Du schneidest ein sehr interessantes Thema an. Ich denke, dass Darwin nicht am modernen Rassismus schuld ist, auch wenn z.B. sich die Sozialdarwinisten auf ihn berufen. Darwin schrieb zwar, dass die Entstehung der Arten durch natürliche Auslese gesichert wird, er bezog dies jedoch nicht auf die menschlichen Rassen. Richtig ist sicher, dass Darwin als Mann des 19. Jahrhunderts - gewollt oder ungewollt - hochmütig auf nichtweiße Menschen schaute. Aber auch bei Marx und Engels findet man Äußerungen, wie Wilde, Hottentotten, Kaffern usw., ebenso könnte man auch Nietzsche als einen der Väter des Rassismus bezeichnen, obwohl er nicht den Übermenschen und den Untermenschen benennt. In allen Fällen muss genau darauf geachtet werden, wie war es gemeint und wie wurde es schließlich ausgelegt.
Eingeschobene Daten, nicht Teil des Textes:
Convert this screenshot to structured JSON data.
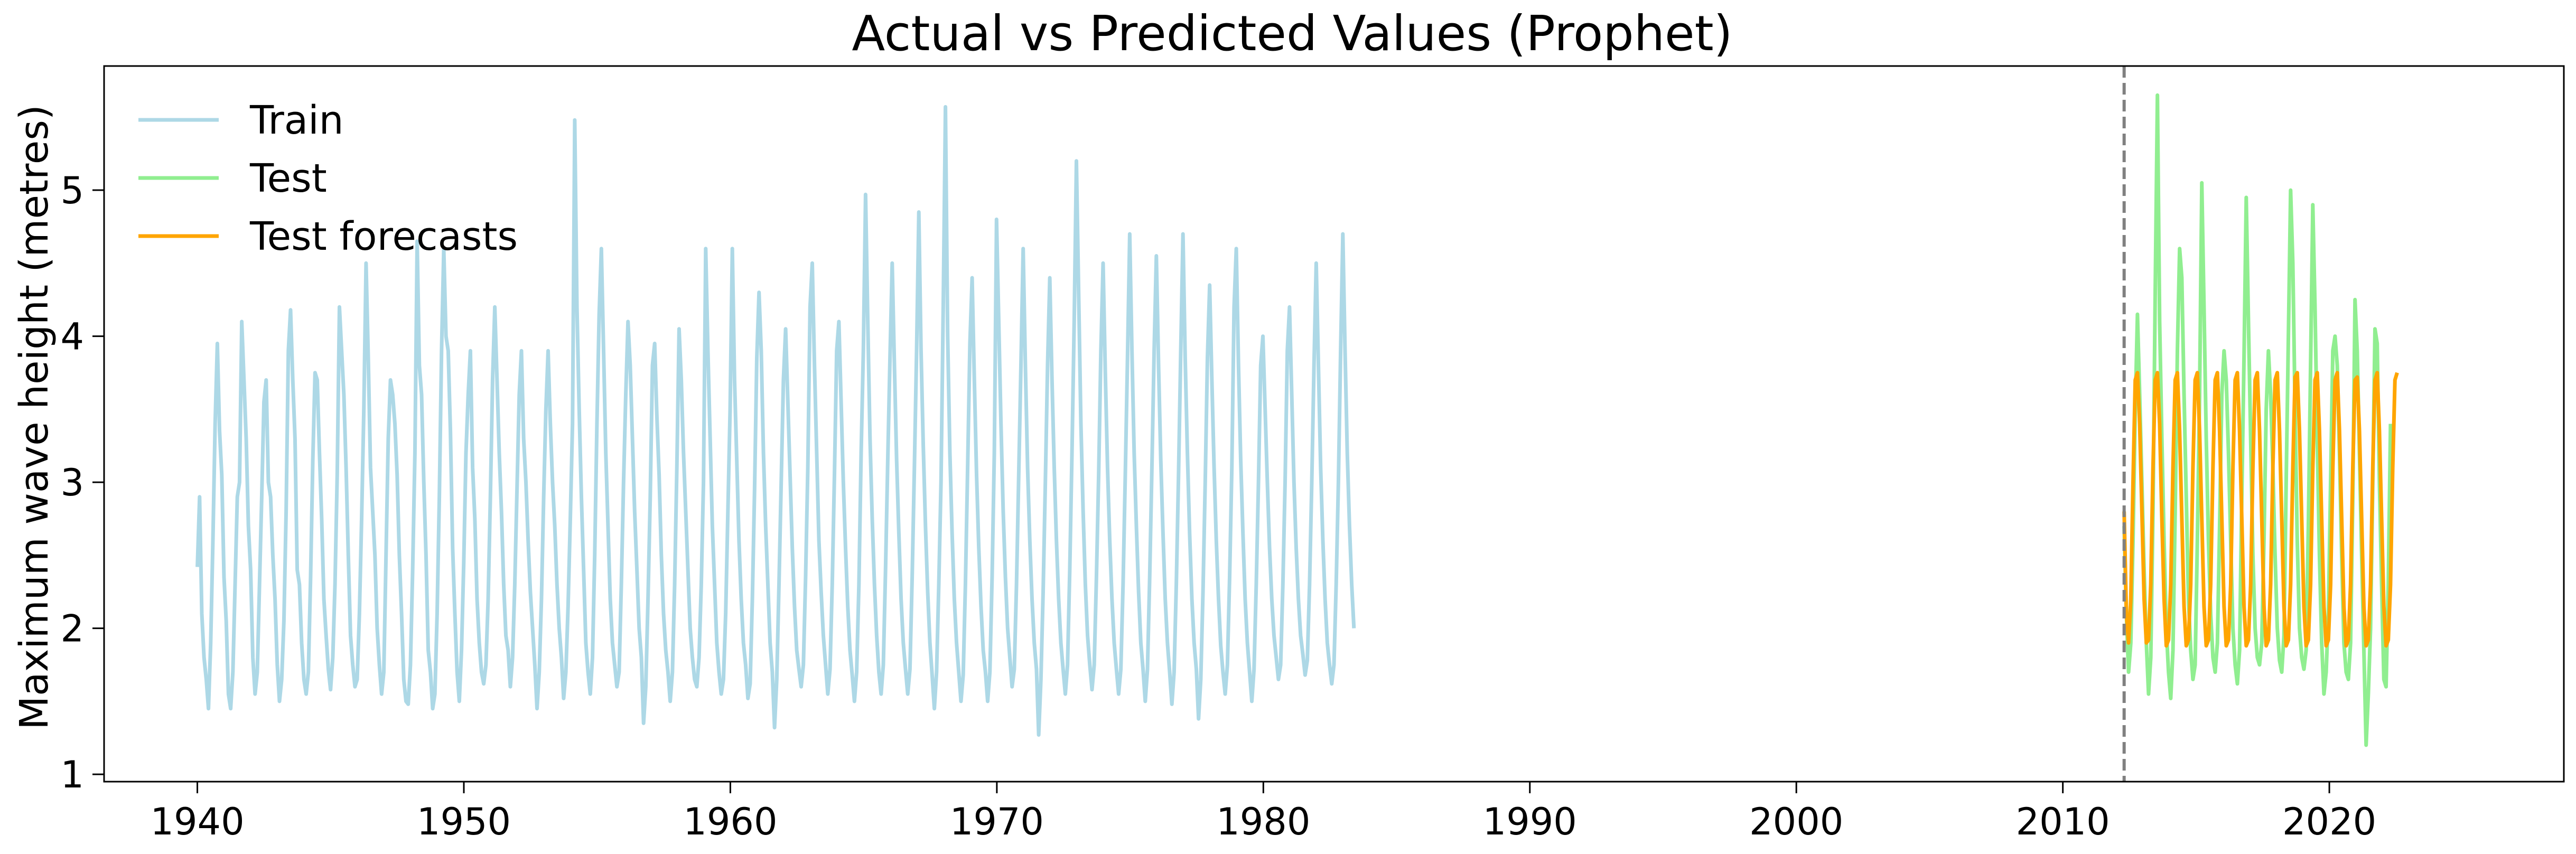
{
  "chart_data": {
    "type": "line",
    "title": "Actual vs Predicted Values (Prophet)",
    "xlabel": "",
    "ylabel": "Maximum wave height (metres)",
    "xlim": [
      1936.5,
      2028.8
    ],
    "ylim": [
      0.95,
      5.85
    ],
    "xticks": [
      1940,
      1950,
      1960,
      1970,
      1980,
      1990,
      2000,
      2010,
      2020
    ],
    "yticks": [
      1,
      2,
      3,
      4,
      5
    ],
    "split_line_x": 2012.3,
    "legend_position": "upper-left",
    "grid": false,
    "series": [
      {
        "name": "Train",
        "color": "#add8e6",
        "x_start": 1940.0,
        "x_step": 0.0833,
        "values": [
          2.42,
          2.9,
          2.1,
          1.8,
          1.65,
          1.45,
          1.9,
          2.6,
          3.4,
          3.95,
          3.35,
          3.05,
          2.35,
          2.05,
          1.55,
          1.45,
          1.7,
          2.3,
          2.9,
          3.0,
          4.1,
          3.7,
          3.3,
          2.7,
          2.4,
          1.8,
          1.55,
          1.7,
          2.3,
          2.9,
          3.55,
          3.7,
          3.0,
          2.9,
          2.5,
          2.2,
          1.75,
          1.5,
          1.65,
          2.05,
          2.8,
          3.9,
          4.18,
          3.7,
          3.3,
          2.4,
          2.3,
          1.9,
          1.65,
          1.55,
          1.7,
          2.35,
          3.15,
          3.75,
          3.7,
          3.2,
          2.75,
          2.2,
          1.95,
          1.72,
          1.58,
          1.8,
          2.3,
          3.05,
          4.2,
          3.9,
          3.6,
          3.1,
          2.5,
          1.95,
          1.75,
          1.6,
          1.65,
          2.1,
          2.75,
          3.5,
          4.5,
          3.85,
          3.1,
          2.8,
          2.5,
          2.0,
          1.75,
          1.55,
          1.7,
          2.5,
          3.3,
          3.7,
          3.6,
          3.4,
          3.05,
          2.5,
          2.1,
          1.65,
          1.5,
          1.48,
          1.75,
          2.4,
          3.2,
          4.65,
          3.8,
          3.6,
          3.0,
          2.5,
          1.85,
          1.7,
          1.45,
          1.55,
          2.1,
          2.9,
          3.9,
          4.6,
          4.0,
          3.9,
          3.35,
          2.55,
          2.1,
          1.7,
          1.5,
          1.85,
          2.45,
          3.2,
          3.6,
          3.9,
          3.1,
          2.75,
          2.2,
          1.9,
          1.7,
          1.62,
          1.75,
          2.2,
          2.9,
          3.7,
          4.2,
          3.7,
          3.2,
          2.8,
          2.3,
          1.95,
          1.85,
          1.6,
          1.8,
          2.3,
          2.95,
          3.6,
          3.9,
          3.3,
          3.0,
          2.6,
          2.25,
          2.0,
          1.75,
          1.45,
          1.7,
          2.2,
          2.9,
          3.5,
          3.9,
          3.4,
          3.0,
          2.7,
          2.3,
          2.0,
          1.8,
          1.52,
          1.7,
          2.15,
          2.75,
          3.4,
          5.48,
          4.2,
          3.5,
          2.9,
          2.4,
          1.9,
          1.7,
          1.55,
          1.8,
          2.5,
          3.4,
          4.15,
          4.6,
          3.9,
          3.2,
          2.7,
          2.2,
          1.9,
          1.75,
          1.6,
          1.7,
          2.3,
          3.0,
          3.6,
          4.1,
          3.8,
          3.3,
          2.8,
          2.4,
          2.0,
          1.8,
          1.35,
          1.6,
          2.2,
          2.9,
          3.8,
          3.95,
          3.45,
          3.05,
          2.5,
          2.1,
          1.85,
          1.7,
          1.5,
          1.7,
          2.3,
          3.1,
          4.05,
          3.7,
          3.2,
          2.8,
          2.4,
          2.0,
          1.8,
          1.65,
          1.6,
          1.8,
          2.3,
          3.0,
          4.6,
          3.9,
          3.3,
          2.7,
          2.3,
          1.9,
          1.7,
          1.55,
          1.65,
          2.1,
          2.8,
          3.5,
          4.6,
          3.7,
          3.15,
          2.6,
          2.2,
          1.9,
          1.75,
          1.52,
          1.62,
          2.2,
          2.95,
          3.85,
          4.3,
          3.9,
          3.2,
          2.7,
          2.3,
          1.9,
          1.7,
          1.32,
          1.65,
          2.3,
          3.0,
          3.7,
          4.05,
          3.55,
          3.05,
          2.55,
          2.15,
          1.85,
          1.72,
          1.6,
          1.75,
          2.35,
          3.1,
          4.2,
          4.5,
          3.8,
          3.2,
          2.6,
          2.25,
          1.95,
          1.75,
          1.55,
          1.72,
          2.3,
          3.05,
          3.9,
          4.1,
          3.55,
          3.0,
          2.55,
          2.15,
          1.85,
          1.68,
          1.5,
          1.7,
          2.3,
          3.2,
          3.9,
          4.97,
          4.1,
          3.3,
          2.75,
          2.3,
          1.95,
          1.7,
          1.55,
          1.75,
          2.4,
          3.15,
          3.85,
          4.5,
          3.8,
          3.15,
          2.65,
          2.2,
          1.9,
          1.72,
          1.55,
          1.72,
          2.35,
          3.1,
          3.9,
          4.85,
          3.9,
          3.25,
          2.7,
          2.25,
          1.9,
          1.68,
          1.45,
          1.7,
          2.3,
          3.0,
          4.2,
          5.57,
          4.0,
          3.2,
          2.65,
          2.2,
          1.9,
          1.7,
          1.5,
          1.68,
          2.3,
          3.1,
          3.95,
          4.4,
          3.7,
          3.05,
          2.55,
          2.15,
          1.85,
          1.7,
          1.5,
          1.7,
          2.35,
          3.2,
          4.8,
          4.1,
          3.4,
          2.8,
          2.35,
          2.0,
          1.8,
          1.6,
          1.72,
          2.3,
          3.05,
          3.8,
          4.6,
          3.8,
          3.1,
          2.6,
          2.2,
          1.9,
          1.72,
          1.27,
          1.65,
          2.25,
          3.0,
          3.8,
          4.4,
          3.7,
          3.1,
          2.6,
          2.2,
          1.9,
          1.72,
          1.55,
          1.75,
          2.4,
          3.2,
          4.1,
          5.2,
          4.3,
          3.4,
          2.8,
          2.3,
          1.95,
          1.75,
          1.58,
          1.75,
          2.35,
          3.05,
          3.9,
          4.5,
          3.75,
          3.1,
          2.6,
          2.2,
          1.9,
          1.72,
          1.55,
          1.72,
          2.3,
          3.05,
          3.85,
          4.7,
          3.9,
          3.2,
          2.7,
          2.25,
          1.9,
          1.72,
          1.5,
          1.72,
          2.35,
          3.1,
          3.9,
          4.55,
          3.8,
          3.15,
          2.65,
          2.2,
          1.9,
          1.7,
          1.48,
          1.7,
          2.3,
          3.05,
          3.9,
          4.7,
          3.85,
          3.2,
          2.65,
          2.2,
          1.9,
          1.72,
          1.38,
          1.65,
          2.25,
          3.0,
          3.85,
          4.35,
          3.7,
          3.1,
          2.6,
          2.2,
          1.88,
          1.7,
          1.55,
          1.75,
          2.35,
          3.1,
          4.2,
          4.6,
          3.8,
          3.15,
          2.65,
          2.2,
          1.9,
          1.7,
          1.5,
          1.72,
          2.3,
          3.0,
          3.8,
          4.0,
          3.5,
          3.0,
          2.55,
          2.2,
          1.95,
          1.8,
          1.65,
          1.75,
          2.3,
          3.0,
          3.9,
          4.2,
          3.6,
          3.0,
          2.55,
          2.2,
          1.95,
          1.82,
          1.68,
          1.78,
          2.3,
          3.0,
          3.8,
          4.5,
          3.8,
          3.1,
          2.6,
          2.2,
          1.9,
          1.75,
          1.62,
          1.75,
          2.3,
          3.0,
          3.9,
          4.7,
          3.9,
          3.2,
          2.7,
          2.3,
          2.0
        ],
        "note_values_resampled": "approximate, read from the plotted curve"
      },
      {
        "name": "Test",
        "color": "#90ee90",
        "x_start": 2012.3,
        "x_step": 0.0833,
        "values": [
          2.7,
          2.1,
          1.7,
          1.9,
          2.6,
          3.5,
          4.15,
          3.6,
          3.0,
          2.4,
          1.9,
          1.55,
          1.8,
          2.8,
          4.3,
          5.65,
          4.1,
          3.3,
          2.6,
          2.0,
          1.7,
          1.52,
          1.85,
          2.8,
          3.9,
          4.6,
          4.4,
          3.6,
          2.9,
          2.2,
          1.85,
          1.65,
          1.75,
          2.6,
          3.6,
          5.05,
          4.2,
          3.3,
          2.6,
          2.1,
          1.8,
          1.7,
          1.9,
          2.7,
          3.6,
          3.9,
          3.7,
          3.2,
          2.6,
          2.0,
          1.75,
          1.62,
          1.85,
          2.9,
          3.85,
          4.95,
          4.1,
          3.3,
          2.5,
          2.0,
          1.8,
          1.75,
          1.9,
          2.6,
          3.5,
          3.9,
          3.6,
          3.1,
          2.5,
          2.0,
          1.78,
          1.7,
          1.95,
          3.0,
          4.0,
          5.0,
          4.5,
          3.5,
          2.6,
          2.0,
          1.8,
          1.72,
          1.85,
          2.7,
          3.8,
          4.9,
          4.2,
          3.3,
          2.5,
          1.9,
          1.55,
          1.7,
          2.1,
          3.0,
          3.9,
          4.0,
          3.8,
          3.2,
          2.5,
          1.9,
          1.7,
          1.65,
          1.9,
          2.9,
          4.25,
          3.9,
          3.2,
          2.5,
          1.85,
          1.2,
          1.55,
          2.0,
          3.0,
          4.05,
          3.95,
          3.0,
          2.3,
          1.65,
          1.6,
          2.3,
          3.4
        ]
      },
      {
        "name": "Test forecasts",
        "color": "#ffa500",
        "x_start": 2012.3,
        "x_step": 0.0833,
        "values": [
          2.8,
          2.1,
          1.9,
          2.2,
          3.0,
          3.7,
          3.75,
          3.4,
          2.8,
          2.2,
          1.9,
          1.92,
          2.3,
          3.1,
          3.7,
          3.75,
          3.4,
          2.75,
          2.2,
          1.88,
          1.92,
          2.3,
          3.1,
          3.7,
          3.75,
          3.35,
          2.75,
          2.15,
          1.88,
          1.92,
          2.3,
          3.1,
          3.7,
          3.75,
          3.35,
          2.75,
          2.15,
          1.88,
          1.92,
          2.3,
          3.1,
          3.7,
          3.75,
          3.35,
          2.75,
          2.15,
          1.88,
          1.92,
          2.3,
          3.1,
          3.7,
          3.75,
          3.35,
          2.75,
          2.15,
          1.88,
          1.92,
          2.3,
          3.1,
          3.7,
          3.75,
          3.35,
          2.75,
          2.15,
          1.88,
          1.92,
          2.3,
          3.1,
          3.7,
          3.75,
          3.35,
          2.75,
          2.15,
          1.88,
          1.92,
          2.3,
          3.1,
          3.72,
          3.75,
          3.35,
          2.75,
          2.15,
          1.88,
          1.92,
          2.3,
          3.1,
          3.7,
          3.75,
          3.35,
          2.75,
          2.15,
          1.88,
          1.92,
          2.3,
          3.1,
          3.7,
          3.75,
          3.35,
          2.75,
          2.15,
          1.88,
          1.92,
          2.3,
          3.1,
          3.7,
          3.72,
          3.35,
          2.75,
          2.15,
          1.88,
          1.92,
          2.3,
          3.1,
          3.7,
          3.75,
          3.35,
          2.75,
          2.15,
          1.88,
          1.92,
          2.3,
          3.1,
          3.7,
          3.75
        ]
      }
    ]
  }
}
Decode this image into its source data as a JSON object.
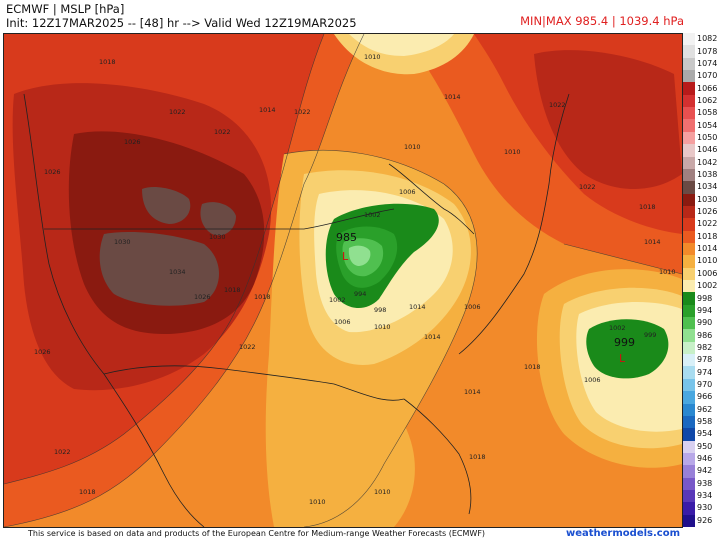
{
  "header": {
    "title": "ECMWF | MSLP [hPa]",
    "init_line": "Init: 12Z17MAR2025 -- [48] hr --> Valid Wed 12Z19MAR2025",
    "minmax": "MIN|MAX 985.4 | 1039.4 hPa"
  },
  "footer": {
    "credit": "This service is based on data and products of the European Centre for Medium-range Weather Forecasts (ECMWF)",
    "site": "weathermodels.com"
  },
  "colors": {
    "title_text": "#111111",
    "minmax_text": "#e02020",
    "site_link": "#1a4fd0",
    "low_marker": "#d01010"
  },
  "legend": [
    {
      "label": "1082",
      "color": "#f2f2f2"
    },
    {
      "label": "1078",
      "color": "#e0e0e0"
    },
    {
      "label": "1074",
      "color": "#c8c8c8"
    },
    {
      "label": "1070",
      "color": "#aaaaaa"
    },
    {
      "label": "1066",
      "color": "#b81a1a"
    },
    {
      "label": "1062",
      "color": "#d43030"
    },
    {
      "label": "1058",
      "color": "#e85050"
    },
    {
      "label": "1054",
      "color": "#f07070"
    },
    {
      "label": "1050",
      "color": "#f5a0a0"
    },
    {
      "label": "1046",
      "color": "#e8c8c8"
    },
    {
      "label": "1042",
      "color": "#c8a8a8"
    },
    {
      "label": "1038",
      "color": "#a08080"
    },
    {
      "label": "1034",
      "color": "#6a4a44"
    },
    {
      "label": "1030",
      "color": "#8a1a10"
    },
    {
      "label": "1026",
      "color": "#b82818"
    },
    {
      "label": "1022",
      "color": "#d83a1c"
    },
    {
      "label": "1018",
      "color": "#ea5a20"
    },
    {
      "label": "1014",
      "color": "#f28a2a"
    },
    {
      "label": "1010",
      "color": "#f5b040"
    },
    {
      "label": "1006",
      "color": "#f8d070"
    },
    {
      "label": "1002",
      "color": "#fbecb0"
    },
    {
      "label": "998",
      "color": "#1a8a1a"
    },
    {
      "label": "994",
      "color": "#2aa02a"
    },
    {
      "label": "990",
      "color": "#50c050"
    },
    {
      "label": "986",
      "color": "#90e090"
    },
    {
      "label": "982",
      "color": "#c8f0c8"
    },
    {
      "label": "978",
      "color": "#d8f0f8"
    },
    {
      "label": "974",
      "color": "#a8dcf0"
    },
    {
      "label": "970",
      "color": "#78c4ea"
    },
    {
      "label": "966",
      "color": "#4aa8e0"
    },
    {
      "label": "962",
      "color": "#2a88d0"
    },
    {
      "label": "958",
      "color": "#1a68c0"
    },
    {
      "label": "954",
      "color": "#1048a8"
    },
    {
      "label": "950",
      "color": "#d8d0f0"
    },
    {
      "label": "946",
      "color": "#b8a8e8"
    },
    {
      "label": "942",
      "color": "#9880d8"
    },
    {
      "label": "938",
      "color": "#7858c8"
    },
    {
      "label": "934",
      "color": "#5838b8"
    },
    {
      "label": "930",
      "color": "#3a1ca8"
    },
    {
      "label": "926",
      "color": "#20108c"
    }
  ],
  "isobar_labels": [
    "1018",
    "1022",
    "1026",
    "1026",
    "1030",
    "1030",
    "1034",
    "1026",
    "1022",
    "1018",
    "1022",
    "1014",
    "1022",
    "1010",
    "1014",
    "1010",
    "1006",
    "1002",
    "998",
    "994",
    "1002",
    "1006",
    "1010",
    "1014",
    "1014",
    "1018",
    "1018",
    "1022",
    "1026",
    "1022",
    "1022",
    "1018",
    "1014",
    "1010",
    "1006",
    "1002",
    "999",
    "1006",
    "1014",
    "1018",
    "1018",
    "1010",
    "1010",
    "1010"
  ],
  "centers": {
    "low_main_value": "985",
    "low_main_marker": "L",
    "low_atlantic_value": "999",
    "low_atlantic_marker": "L"
  }
}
Der Sozialdarwinismus entstand sicher als Gegenthese zu Gesellschaftsthesen, die an das Gute, an das Altruistische und das soziale Gewissen der Menschen glaubten. Einfach gesagt, die Sozialdarwinisten analysierten die europäischen und nordamerikanischen Gesellschaften, die sich in der Phase des so genannten Manchesterkapitalismus befanden, und schlussfolgerten daraus, dass die darwinischen Erkenntnisse auch für die menschlichen Gesellschaften zutreffen. Sie beachteten keine historischen oder sozialen Gegebenheiten, sie meinten, der Erfolg Einzelner hänge nur von den Genen ab, der Stärkste setzt sich zu Recht durch. D.h. im Umkehrschluss, dass die Erfolglosen minderwertige Gene hätten. Und in letzter Konsequenz auch, dass alle Nichtweißen minderwertig wären. Dabei wurde nicht berücksichtigt, dass diese Menschen nie die Chance hatten, gleiche Kenntnisse wie die Europäer und Nordamerikaner zu erlangen.
Wozu auch? Für einen Afrikaner waren z.B. Fähigkeiten im Spurenlesen oder das Verhalten von Tieren wichtiger, als z.B. Kenntnisse über den Maschinenbau oder Architektur.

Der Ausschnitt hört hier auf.